这场以儿童为目标人质的残暴屠杀中,没有人不感到痛心疾首,很多亲临者和间接经历者内心都留下挥之不去的痛。当时未婚的叶卡捷琳娜领养了一个在“别斯兰人质事件”中失去了双亲的孩子,并带回了莫斯科抚养。这次事件后,司诺便对叶卡捷琳娜有了新的认识,俄式女强人就是这样的外表彪悍内心有爱,她可以穿着恨天高也可以弯下腰去拥抱。
确定了叶卡捷琳娜心里的善意后,司诺在之后的相处中给予了更多的理解。工作中的女强人再难缠最终还是被司诺这种任劳任怨的态度打动。从打杂到独自负责一个专题报道,这个迟来的肯定是司诺用多年日以继夜不懈努力工作换来的。
这次难得的机会,她暗下决心要全力以赴。之后,她开始在大街小巷做民调、四处奔走收集素材,每天忙的不可开交。

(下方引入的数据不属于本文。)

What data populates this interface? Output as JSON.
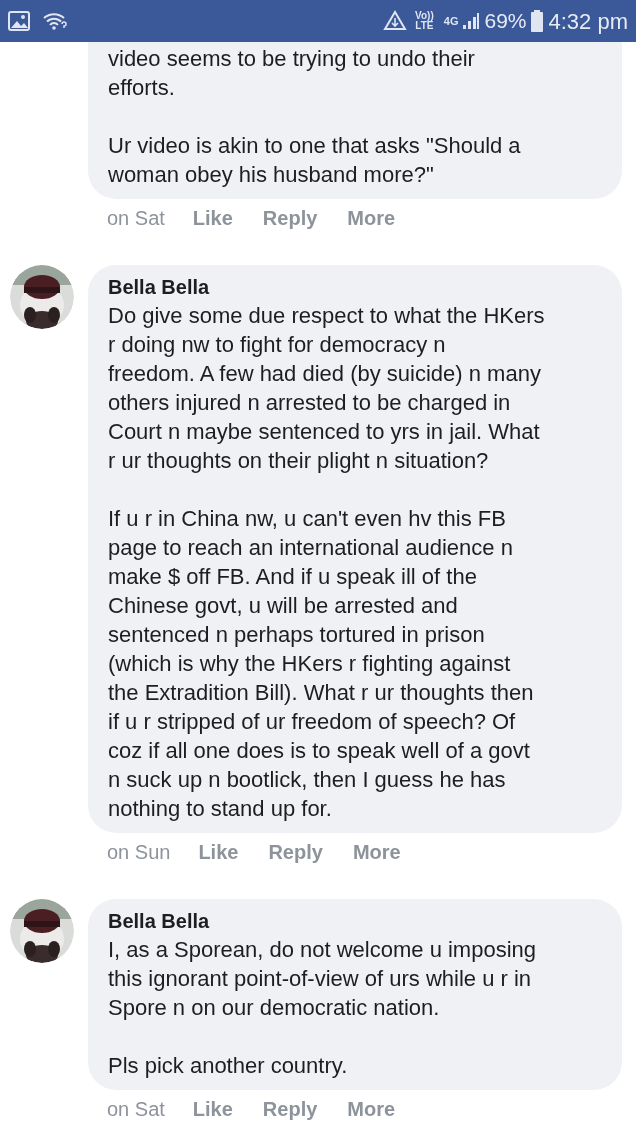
{
  "status_bar": {
    "volte_top": "Vo))",
    "volte_bottom": "LTE",
    "network": "4G",
    "battery": "69%",
    "time": "4:32 pm"
  },
  "comments": [
    {
      "paragraphs": [
        "video seems to be trying to undo their\nefforts.",
        "Ur video is akin to one that asks \"Should a\nwoman obey his husband more?\""
      ],
      "time": "on Sat",
      "actions": [
        "Like",
        "Reply",
        "More"
      ]
    },
    {
      "author": "Bella Bella",
      "paragraphs": [
        "Do give some due respect to what the HKers\nr doing nw to fight for democracy n\nfreedom. A few had died (by suicide) n many\nothers injured n arrested to be charged in\nCourt n maybe sentenced to yrs in jail. What\nr ur thoughts on their plight n situation?",
        "If u r in China nw, u can't even hv this FB\npage to reach an international audience n\nmake $ off FB. And if u speak ill of the\nChinese govt, u will be arrested and\nsentenced n perhaps tortured in prison\n(which is why the HKers r fighting against\nthe Extradition Bill). What r ur thoughts then\nif u r stripped of ur freedom of speech? Of\ncoz if all one does is to speak well of a govt\nn suck up n bootlick, then I guess he has\nnothing to stand up for."
      ],
      "time": "on Sun",
      "actions": [
        "Like",
        "Reply",
        "More"
      ]
    },
    {
      "author": "Bella Bella",
      "paragraphs": [
        "I, as a Sporean, do not welcome u imposing\nthis ignorant point-of-view of urs while u r in\nSpore n on our democratic nation.",
        "Pls pick another country."
      ],
      "time": "on Sat",
      "actions": [
        "Like",
        "Reply",
        "More"
      ]
    }
  ]
}
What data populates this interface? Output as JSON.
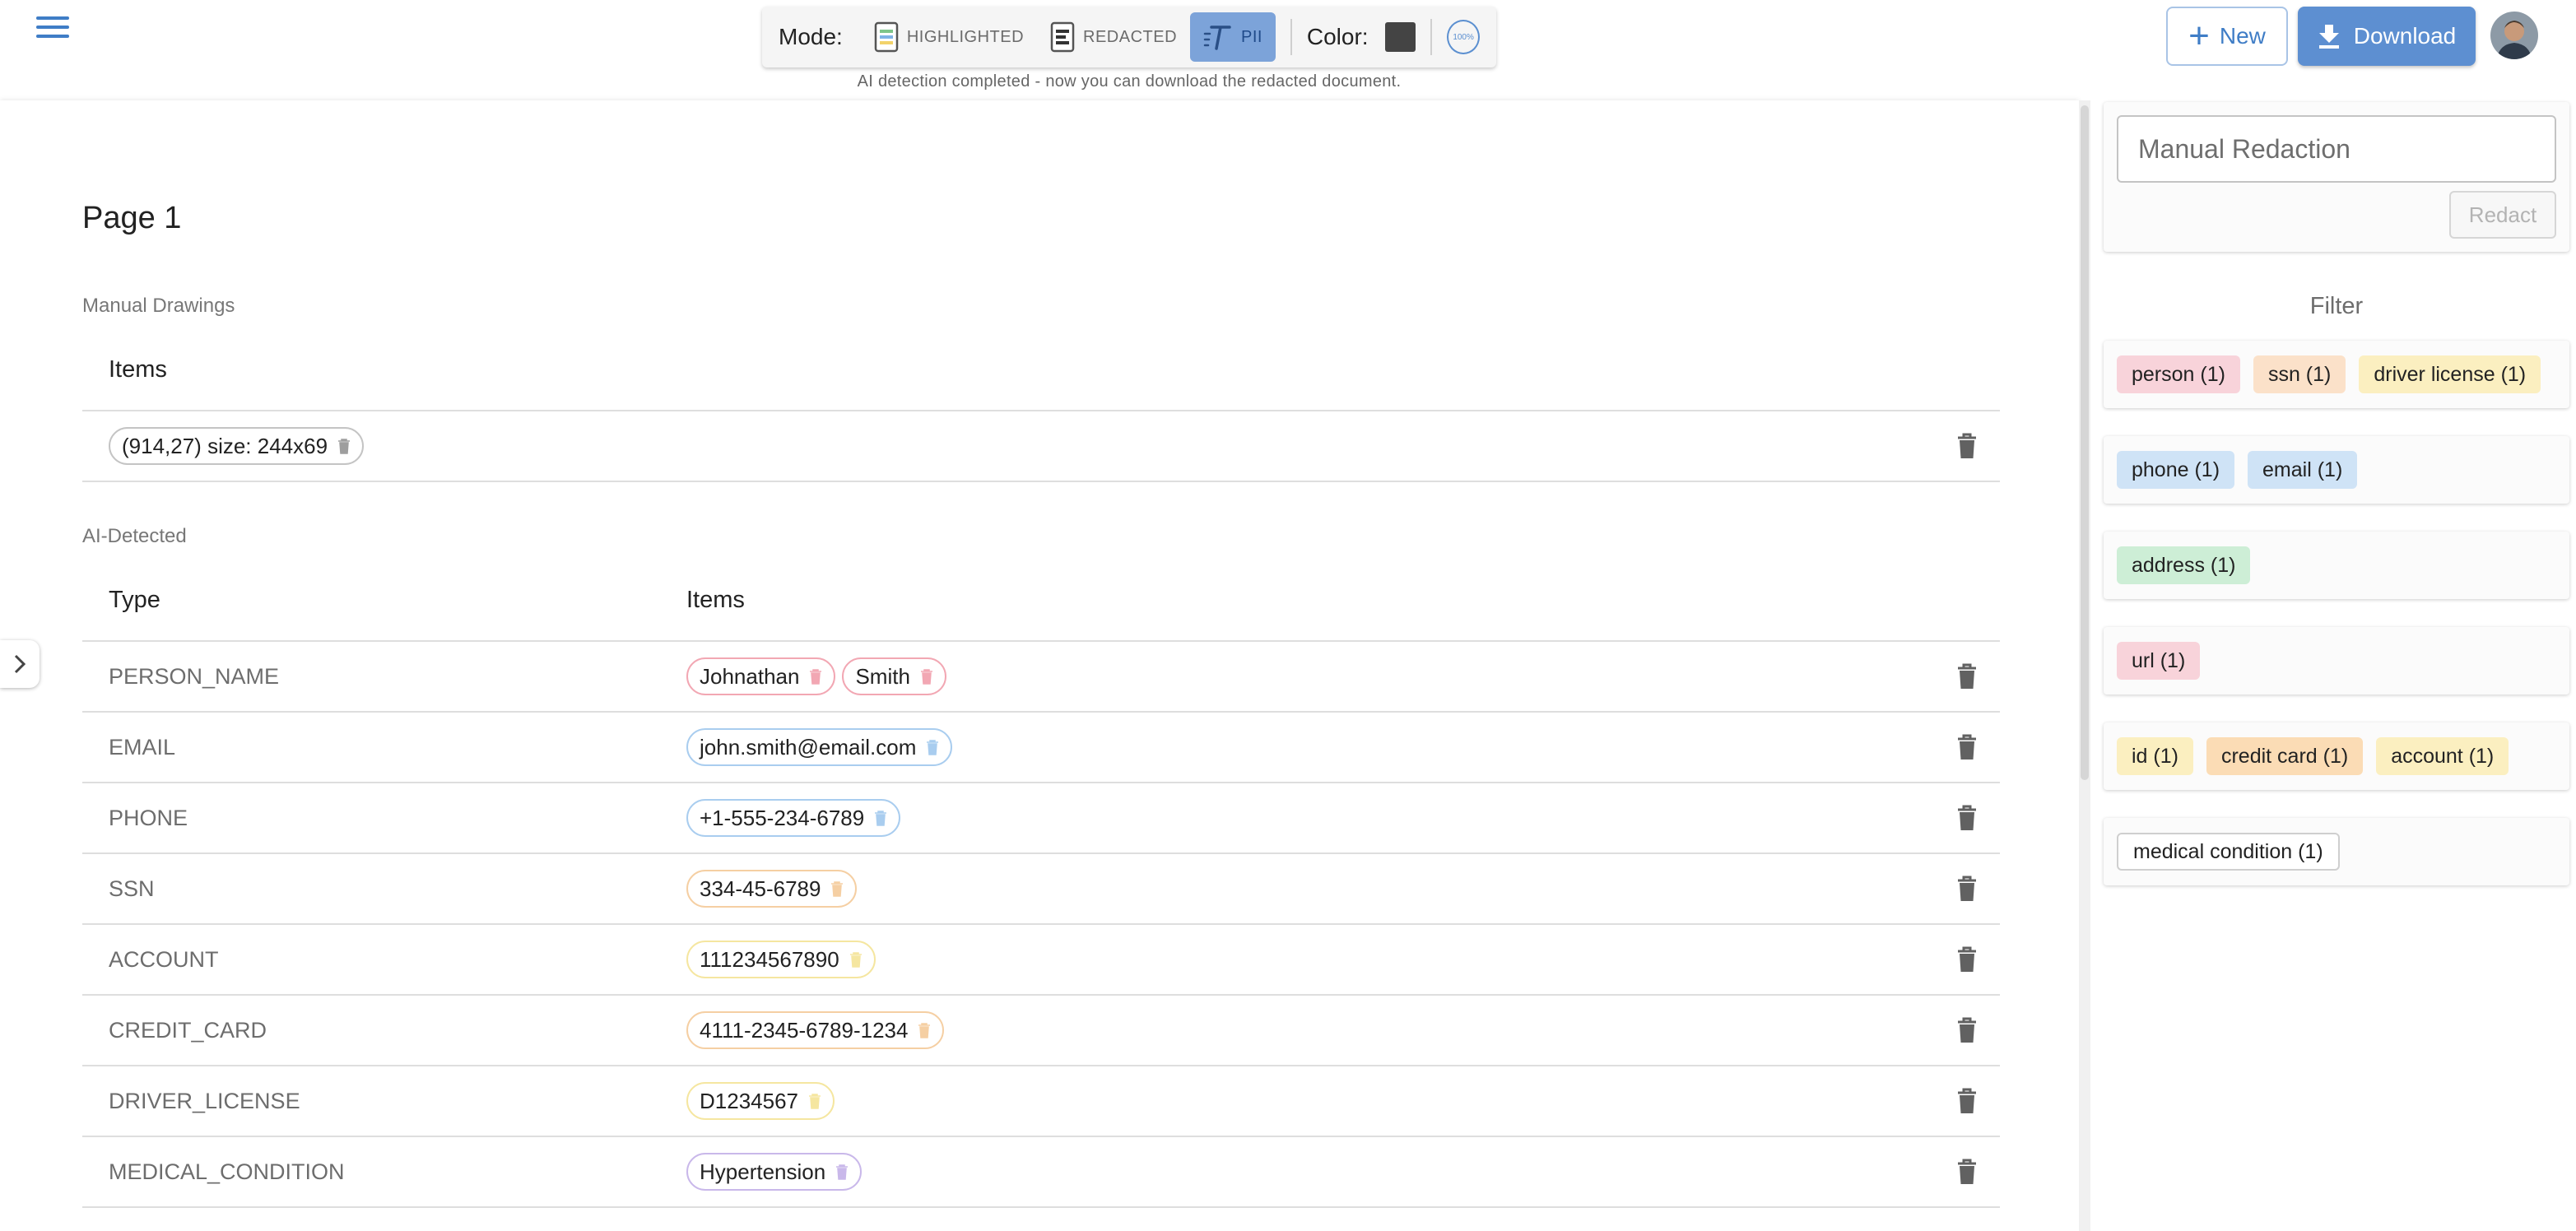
{
  "toolbar": {
    "mode_label": "Mode:",
    "modes": [
      {
        "label": "HIGHLIGHTED",
        "icon": "highlighted-doc-icon",
        "active": false
      },
      {
        "label": "REDACTED",
        "icon": "redacted-doc-icon",
        "active": false
      },
      {
        "label": "PII",
        "icon": "pii-text-icon",
        "active": true
      }
    ],
    "color_label": "Color:",
    "color_value": "#444444",
    "opacity_label": "100%",
    "status_message": "AI detection completed - now you can download the redacted document.",
    "new_label": "New",
    "download_label": "Download"
  },
  "main": {
    "page_title": "Page 1",
    "manual_drawings": {
      "section_label": "Manual Drawings",
      "header_items": "Items",
      "rows": [
        {
          "items": [
            {
              "text": "(914,27) size: 244x69",
              "color": "#9e9e9e"
            }
          ]
        }
      ]
    },
    "ai_detected": {
      "section_label": "AI-Detected",
      "header_type": "Type",
      "header_items": "Items",
      "rows": [
        {
          "type": "PERSON_NAME",
          "items": [
            {
              "text": "Johnathan",
              "color": "#f2a7b3"
            },
            {
              "text": "Smith",
              "color": "#f2a7b3"
            }
          ]
        },
        {
          "type": "EMAIL",
          "items": [
            {
              "text": "john.smith@email.com",
              "color": "#a9cdef"
            }
          ]
        },
        {
          "type": "PHONE",
          "items": [
            {
              "text": "+1-555-234-6789",
              "color": "#a9cdef"
            }
          ]
        },
        {
          "type": "SSN",
          "items": [
            {
              "text": "334-45-6789",
              "color": "#f5cfa3"
            }
          ]
        },
        {
          "type": "ACCOUNT",
          "items": [
            {
              "text": "111234567890",
              "color": "#f5e6a0"
            }
          ]
        },
        {
          "type": "CREDIT_CARD",
          "items": [
            {
              "text": "4111-2345-6789-1234",
              "color": "#f5cfa3"
            }
          ]
        },
        {
          "type": "DRIVER_LICENSE",
          "items": [
            {
              "text": "D1234567",
              "color": "#f5e6a0"
            }
          ]
        },
        {
          "type": "MEDICAL_CONDITION",
          "items": [
            {
              "text": "Hypertension",
              "color": "#c9b8ea"
            }
          ]
        }
      ]
    }
  },
  "right": {
    "manual_redaction_placeholder": "Manual Redaction",
    "redact_label": "Redact",
    "filter_title": "Filter",
    "filter_groups": [
      [
        {
          "label": "person (1)",
          "bg": "#f8d3da"
        },
        {
          "label": "ssn (1)",
          "bg": "#fbe1c9"
        },
        {
          "label": "driver license (1)",
          "bg": "#fbefc0"
        }
      ],
      [
        {
          "label": "phone (1)",
          "bg": "#cfe3f6"
        },
        {
          "label": "email (1)",
          "bg": "#cfe3f6"
        }
      ],
      [
        {
          "label": "address (1)",
          "bg": "#cdeed6"
        }
      ],
      [
        {
          "label": "url (1)",
          "bg": "#f8d3da"
        }
      ],
      [
        {
          "label": "id (1)",
          "bg": "#fbefc0"
        },
        {
          "label": "credit card (1)",
          "bg": "#fbdcb5"
        },
        {
          "label": "account (1)",
          "bg": "#fbefc0"
        }
      ],
      [
        {
          "label": "medical condition (1)",
          "bg": "#ffffff",
          "border": "#cfcfcf"
        }
      ]
    ]
  }
}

直到看着准备好的报道内容顺利发出那一刻,她才松了口气。
才刚忙完专题报道,七月中旬就又迎来一行来自中国的领导访问克里姆林宫。
当天午饭后,司诺从办公室出发前往克里姆林宫做报道前的准备工作。午后的红场,一块块石板被阳光烤的滚烫,站在上面整个人都懒洋洋得发困。克里姆林宫前很多媒体记者已经扛着设备在排队等待安检。司诺到达克里姆林宫附近,在等待其他同事的时候突然看见了一个似曾相识的背影。
仔细瞧过去,不远处的安检口有两个男人在与安检人员争执。其中一个男人的背影司诺感觉非常熟悉,正当她回想在哪里见过这个背影,那男人已经回过头四处张望。她看到那张脸,正是胜利日在圣彼得堡书店遇到过的那个年轻男人。
看男人焦急的张望,在目力所及的范围搜寻什么。她猜测,他们应该遇到了什么麻烦又语言不通。见状她箭步走到他们跟前,站在那男人身后突然发问:“发生什么事了?”